Par Victor Dassi ADOSSOU
Secrétaire Général de la Cour Suprême


L’histoire de la Cour suprême remonte à la Constitution du Dahomey qui institua alors un Tribunal d’Etat chargé du contrôle et de la sanction des institutions publiques. Ce premier mécanisme de contrôle juridictionnel de l’Etat sera transformé avec la Constitution du 26 novembre 1960 en une Cour suprême. 

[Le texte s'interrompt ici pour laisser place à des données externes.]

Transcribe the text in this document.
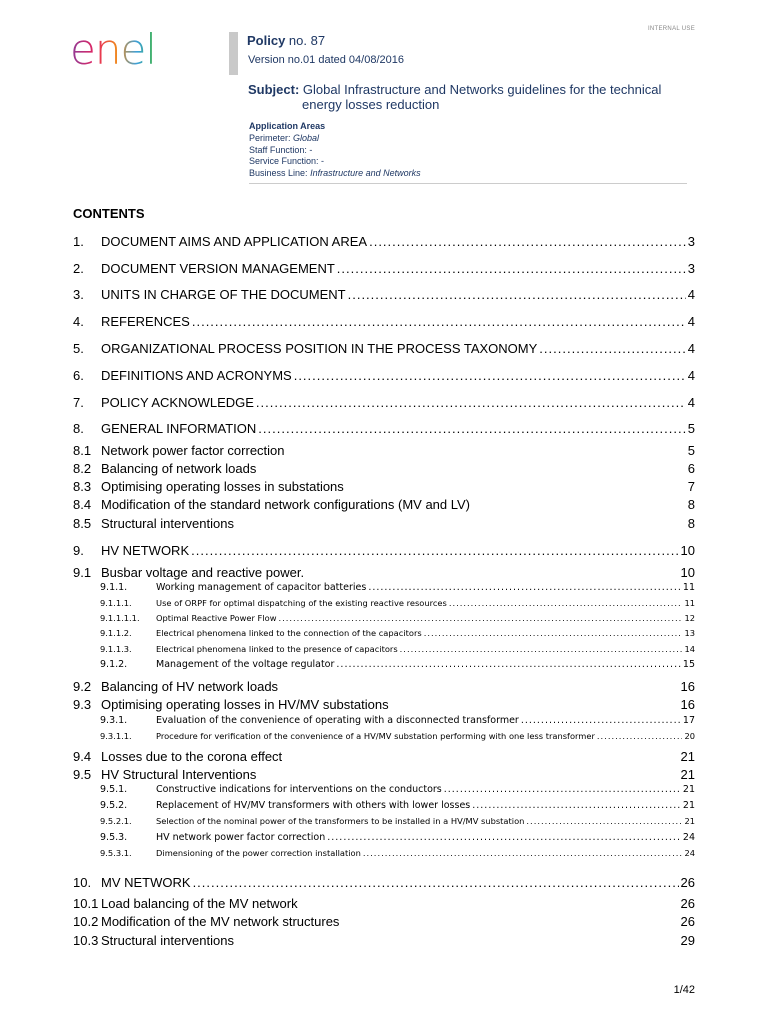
INTERNAL USE
enel	Policy no. 87
Version no.01 dated 04/08/2016
Subject: Global Infrastructure and Networks guidelines for the technical
energy losses reduction
Application Areas
Perimeter: Global
Staff Function: -
Service Function: -
Business Line: Infrastructure and Networks
CONTENTS
1.	DOCUMENT AIMS AND APPLICATION AREA .....	3
2.	DOCUMENT VERSION MANAGEMENT .....	3
3.	UNITS IN CHARGE OF THE DOCUMENT .....	4
4.	REFERENCES .....	4
5.	ORGANIZATIONAL PROCESS POSITION IN THE PROCESS TAXONOMY .....	4
6.	DEFINITIONS AND ACRONYMS .....	4
7.	POLICY ACKNOWLEDGE .....	4
8.	GENERAL INFORMATION .....	5
8.1 Network power factor correction	5
8.2 Balancing of network loads	6
8.3 Optimising operating losses in substations	7
8.4 Modification of the standard network configurations (MV and LV)	8
8.5 Structural interventions	8
9.	HV NETWORK .....	10
9.1 Busbar voltage and reactive power.	10
9.1.1.	Working management of capacitor batteries .....	11
9.1.1.1.	Use of ORPF for optimal dispatching of the existing reactive resources .....	11
9.1.1.1.1.	Optimal Reactive Power Flow .....	12
9.1.1.2.	Electrical phenomena linked to the connection of the capacitors .....	13
9.1.1.3.	Electrical phenomena linked to the presence of capacitors .....	14
9.1.2.	Management of the voltage regulator .....	15
9.2 Balancing of HV network loads	16
9.3 Optimising operating losses in HV/MV substations	16
9.3.1.	Evaluation of the convenience of operating with a disconnected transformer .....	17
9.3.1.1.	Procedure for verification of the convenience of a HV/MV substation performing with one less transformer .....	20
9.4 Losses due to the corona effect	21
9.5 HV Structural Interventions	21
9.5.1.	Constructive indications for interventions on the conductors .....	21
9.5.2.	Replacement of HV/MV transformers with others with lower losses .....	21
9.5.2.1.	Selection of the nominal power of the transformers to be installed in a HV/MV substation .....	21
9.5.3.	HV network power factor correction .....	24
9.5.3.1.	Dimensioning of the power correction installation .....	24
10. MV NETWORK .....	26
10.1 Load balancing of the MV network	26
10.2 Modification of the MV network structures	26
10.3 Structural interventions	29
1/42
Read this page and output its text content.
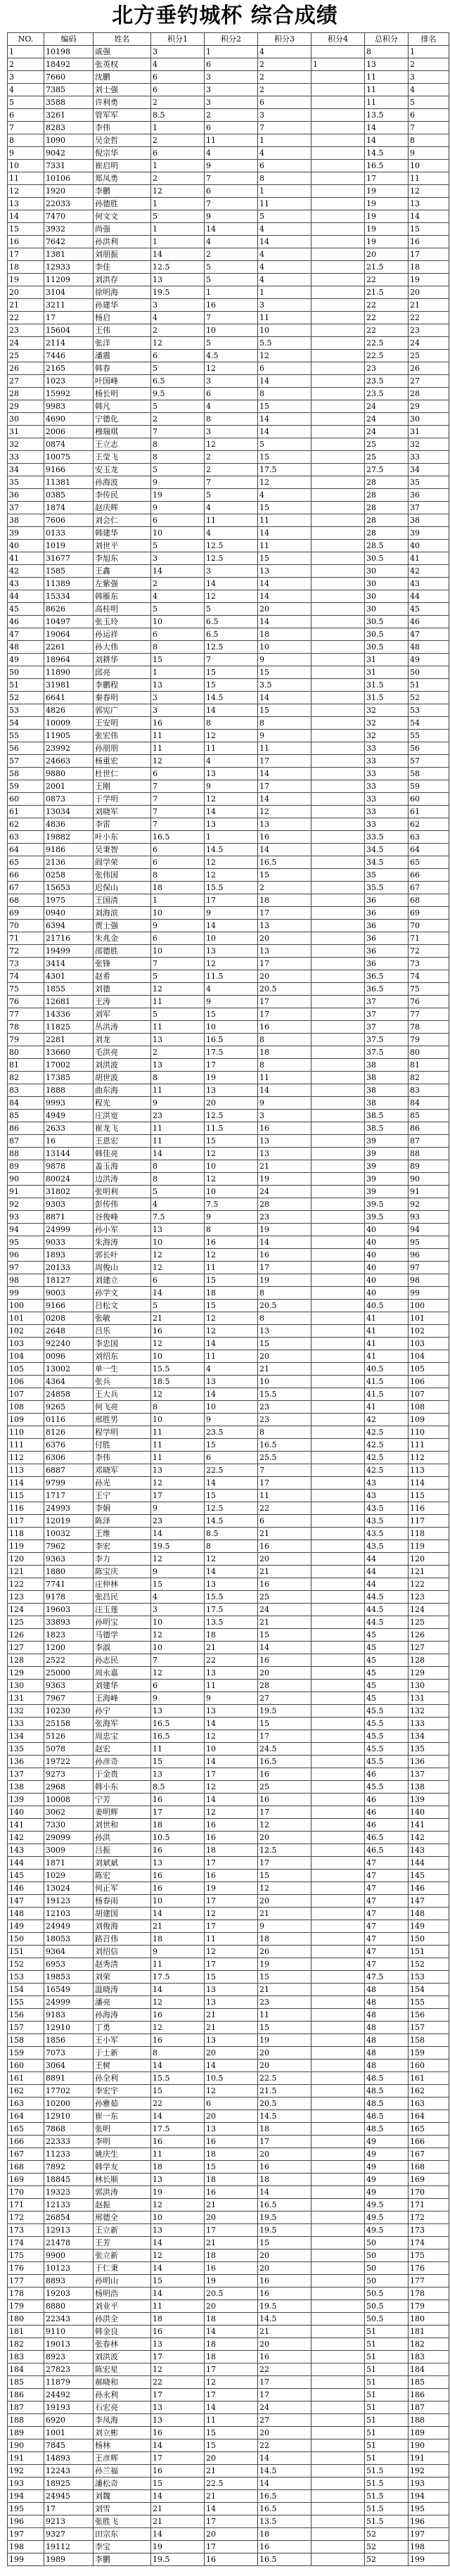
北方垂钓城杯 综合成绩
NO.	编码	姓名	积分1	积分2	积分3	积分4	总积分	排名
1	10198	戚强	3	1	4		8	1
2	18492	张英权	4	6	2	1	13	2
3	7660	沈鹏	6	3	2		11	3
4	7385	刘士强	6	3	2		11	4
5	3588	许利勇	2	3	6		11	5
6	3261	管军军	8.5	2	3		13.5	6
7	8283	李伟	1	6	7		14	7
8	1090	吴金哲	2	11	1		14	8
9	9042	倪宗华	6	4	4		14.5	9
10	7331	崔启明	1	9	6		16.5	10
11	10106	郑凤勇	2	7	8		17	11
12	1920	李鹏	12	6	1		19	12
13	22033	孙德胜	1	7	11		19	13
14	7470	何文文	5	9	5		19	14
15	3932	尚强	1	14	4		19	15
16	7642	孙洪利	1	4	14		19	16
17	1381	刘朋振	14	2	4		20	17
18	12933	李佳	12.5	5	4		21.5	18
19	11209	刘洪存	13	5	4		22	19
20	3104	徐明海	19.5	1	1		21.5	20
21	3211	孙建华	3	16	3		22	21
22	17	杨启	4	7	11		22	22
23	15604	王伟	2	10	10		22	23
24	2114	张洋	12	5	5.5		22.5	24
25	7446	潘震	6	4.5	12		22.5	25
26	2165	韩春	5	12	6		23	26
27	1023	叶国峰	6.5	3	14		23.5	27
28	15992	杨长明	9.5	6	8		23.5	28
29	9983	韩凡	5	4	15		24	29
30	4690	宁德化	2	8	14		24	30
31	2006	穆瑞琪	7	3	14		24	31
32	0874	王立志	8	12	5		25	32
33	10075	王莹飞	8	2	15		25	33
34	9166	安玉龙	5	2	17.5		27.5	34
35	11381	孙海波	9	7	12		28	35
36	0385	李传民	19	5	4		28	36
37	1874	赵庆辉	9	4	15		28	37
38	7606	刘会仁	6	11	11		28	38
39	0133	韩建华	10	4	14		28	39
40	1019	刘世平	5	12.5	11		28.5	40
41	31677	李旭东	3	12.5	15		30.5	41
42	1585	王鑫	14	3	13		30	42
43	11389	左紫强	2	14	14		30	43
44	15334	韩雁东	4	12	14		30	44
45	8626	高桂明	5	5	20		30	45
46	10497	张玉玲	10	6.5	14		30.5	46
47	19064	孙运祥	6	6.5	18		30.5	47
48	2261	孙大伟	8	12.5	10		30.5	48
49	18964	刘耕华	15	7	9		31	49
50	11890	邱亮	1	15	15		31	50
51	31981	李鹏程	13	15	3.5		31.5	51
52	6641	秦春明	3	14.5	14		31.5	52
53	4826	郭宪广	3	14	15		32	53
54	10009	王安明	16	8	8		32	54
55	11905	张宏伟	11	12	9		32	55
56	23992	孙朋朋	11	11	11		33	56
57	24663	杨重宏	12	4	17		33	57
58	9880	杜世仁	6	13	14		33	58
59	2001	王刚	7	9	17		33	59
60	0873	于学明	7	12	14		33	60
61	13034	刘晓军	7	14	12		33	61
62	4836	李雷	7	13	13		33	62
63	19882	叶小东	16.5	1	16		33.5	63
64	9186	吴秉智	6	14.5	14		34.5	64
65	2136	阎学荣	6	12	16.5		34.5	65
66	0258	张伟国	8	12	15		35	66
67	15653	迟保山	18	15.5	2		35.5	67
68	1975	王国清	1	17	18		36	68
69	0940	刘海滨	10	9	17		36	69
70	6394	贾士强	9	14	13		36	70
71	21716	朱兆金	6	10	20		36	71
72	19499	邵德胜	10	13	13		36	72
73	3414	张锋	7	12	17		36	73
74	4301	赵希	5	11.5	20		36.5	74
75	1855	刘德	12	4	20.5		36.5	75
76	12681	王涛	11	9	17		37	76
77	14336	刘军	5	15	17		37	77
78	11825	丛洪涛	11	10	16		37	78
79	2281	刘龙	13	16.5	8		37.5	79
80	13660	毛洪亮	2	17.5	18		37.5	80
81	17002	刘洪波	13	17	8		38	81
82	17385	胡世波	8	19	11		38	82
83	1888	曲东海	11	13	14		38	83
84	9993	程光	9	20	9		38	84
85	4949	庄洪宽	23	12.5	3		38.5	85
86	2633	崔龙飞	11	11.5	16		38.5	86
87	16	王恩宏	11	15	13		39	87
88	13144	韩佳亮	14	12	13		39	88
89	9878	盖玉海	8	10	21		39	89
90	80024	边洪涛	8	12	19		39	90
91	31802	张明利	5	10	24		39	91
92	9303	彭传伟	4	7.5	28		39.5	92
93	8871	谷俊峰	7.5	9	23		39.5	93
94	24999	孙小军	13	8	19		40	94
95	9033	朱海涛	10	16	14		40	95
96	1893	郭长叶	12	12	16		40	96
97	20133	周俊山	12	11	17		40	97
98	18127	刘建立	6	15	19		40	98
99	9003	孙学文	14	18	8		40	99
100	9166	吕松文	5	15	20.5		40.5	100
101	0208	张敏	21	12	8		41	101
102	2648	吕乐	16	12	13		41	102
103	92240	李忠国	12	14	15		41	103
104	0096	刘绍东	10	11	20		41	104
105	13002	单一生	15.5	4	21		40.5	105
106	4364	张兵	18.5	13	10		41.5	106
107	24858	王大兵	12	14	15.5		41.5	107
108	9265	何飞亮	8	10	23		41	108
109	0116	邢胜男	10	9	23		42	109
110	8126	程学明	11	23.5	8		42.5	110
111	6376	付胜	11	15	16.5		42.5	111
112	6306	李伟	11	6	25.5		42.5	112
113	6887	邓晓军	13	22.5	7		42.5	113
114	9799	孙光	12	14	17		43	114
115	1717	王宁	17	15	11		43	115
116	24993	李娟	9	12.5	22		43.5	116
117	12019	陈泽	23	14.5	6		43.5	117
118	10032	王维	14	8.5	21		43.5	118
119	7962	李宏	19.5	8	16		43.5	119
120	9363	李力	12	12	20		44	120
121	1880	陈宝庆	9	14	21		44	121
122	7741	庄仲林	15	13	16		44	122
123	9178	张昌民	4	15.5	25		44.5	123
124	19603	汪玉莲	3	17.5	24		44.5	124
125	33893	孙明宝	10	13.5	21		44.5	125
126	1823	马德学	12	18	15		45	126
127	1200	李淑	10	21	14		45	127
128	2522	孙志民	7	22	16		45	128
129	25000	周永嘉	12	13	20		45	129
130	9363	刘建华	6	11	28		45	130
131	7967	王海峰	9	9	27		45	131
132	10230	孙宁	13	13	19.5		45.5	132
133	25158	张海军	16.5	14	15		45.5	133
134	5126	周忠宝	16.5	12	17		45.5	134
135	5078	赵宏	11	10	24.5		45.5	135
136	19722	孙彦奇	15	14	16.5		45.5	136
137	9273	于金贵	13	17	16		46	137
138	2968	韩小东	8.5	12	25		45.5	138
139	10008	宁芳	16	14	16		46	139
140	3062	姜明辉	17	12	17		46	140
141	7330	刘世和	18	16	12		46	141
142	29099	孙洪	10.5	16	20		46.5	142
143	3009	吕振	16	18	12.5		46.5	143
144	1871	刘斌斌	13	17	17		47	144
145	1029	陈宏	16	16	15		47	145
146	13024	何正军	16	19	12		47	146
147	19123	杨春雨	10	17	20		47	147
148	12103	胡建国	14	12	21		47	148
149	24949	刘俊海	21	17	9		47	149
150	18053	路召伟	18	11	18		47	150
151	9364	刘绍信	9	12	26		47	151
152	6953	赵秀清	11	17	19		47	152
153	19853	刘荣	17.5	15	15		47.5	153
154	16549	温晓涛	14	13	21		48	154
155	24999	潘亮	12	13	23		48	155
156	9183	孙海涛	16	21	11		48	156
157	12910	丁勇	12	21	15		48	157
158	1856	王小军	16	13	19		48	158
159	7073	于士新	8	20	20		48	159
160	3064	王树	14	14	20		48	160
161	8891	孙全利	15.5	10.5	22.5		48.5	161
162	17702	李宏宇	15	12	21.5		48.5	162
163	10200	孙雅茹	22	6	20.5		48.5	163
164	12910	崔一东	14	20	14.5		48.5	164
165	7868	张明	17.5	13	18		48.5	165
166	22333	李明	16	16	17		49	166
167	11233	姚庆生	11	18	20		49	167
168	7892	韩学友	18	15	16		49	168
169	18845	林长顺	13	18	18		49	169
170	19323	郭洪涛	19	16	14		49	170
171	12133	赵振	12	21	16.5		49.5	171
172	26854	邢德全	10	20	19.5		49.5	172
173	12913	王立新	13	17	19.5		49.5	173
174	21478	王芳	14	21	15		50	174
175	9900	张立新	12	18	20		50	175
176	10123	于仁秉	14	16	20		50	176
177	8893	孙明山	15	19	16		50	177
178	19203	杨明浩	14	20.5	16		50.5	178
179	8880	刘业平	11	20	19.5		50.5	179
180	22343	孙洪全	18	18	14.5		50.5	180
181	9110	韩金良	16	14	21		51	181
182	19013	张春林	13	18	20		51	182
183	8923	刘洪波	17	18	16		51	183
184	27823	陈宏星	12	17	22		51	184
185	11879	郝晓和	22	12	17		51	185
186	24492	孙永利	17	17	17		51	186
187	19193	石宏亮	13	14	24		51	187
188	6920	李凤海	13	11	27		51	188
189	1001	刘立彬	16	15	20		51	189
190	7845	杨林	14	15	22		51	190
191	14893	王彦辉	17	20	14		51	191
192	12243	孙兰福	16	21	14.5		51.5	192
193	18925	潘松奇	15	22.5	14		51.5	193
194	24945	刘魏	14	21	16.5		51.5	194
195	17	刘雪	21	14	16.5		51.5	195
196	9213	张胜飞	21	17	13.5		51.5	196
197	9327	田宗东	14	20	18		52	197
198	19112	李宝	19	17	16		52	198
199	1989	李鹏	19.5	16	16.5		52	199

La Cour suprême avait pour mission essentielle le contrôle de la légalité des actes administratifs et juridictionnels. Elle était également chargée du contrôle de la régularité des opérations relatives à l’élection du Président et du vice-Président  de la République (Art. 10, de la Constitution du 1960) ainsi que de l’éligibilité des candidats à la députation (Art. 29 alinéa 3, de la Constitution de 1960). Son rôle en matière constitutionnelle était essentiellement consultatif.
Tout au long des années qui ont suivi et au fil des mutations politiques qu’a connues notre pays, diverses lois, ordonnances et décisions ont modifié les attributions, l’organisation et le fonctionnement de la Cour suprême. Il en a été de même s’agissant du statut des magistrats de la haute Juridiction.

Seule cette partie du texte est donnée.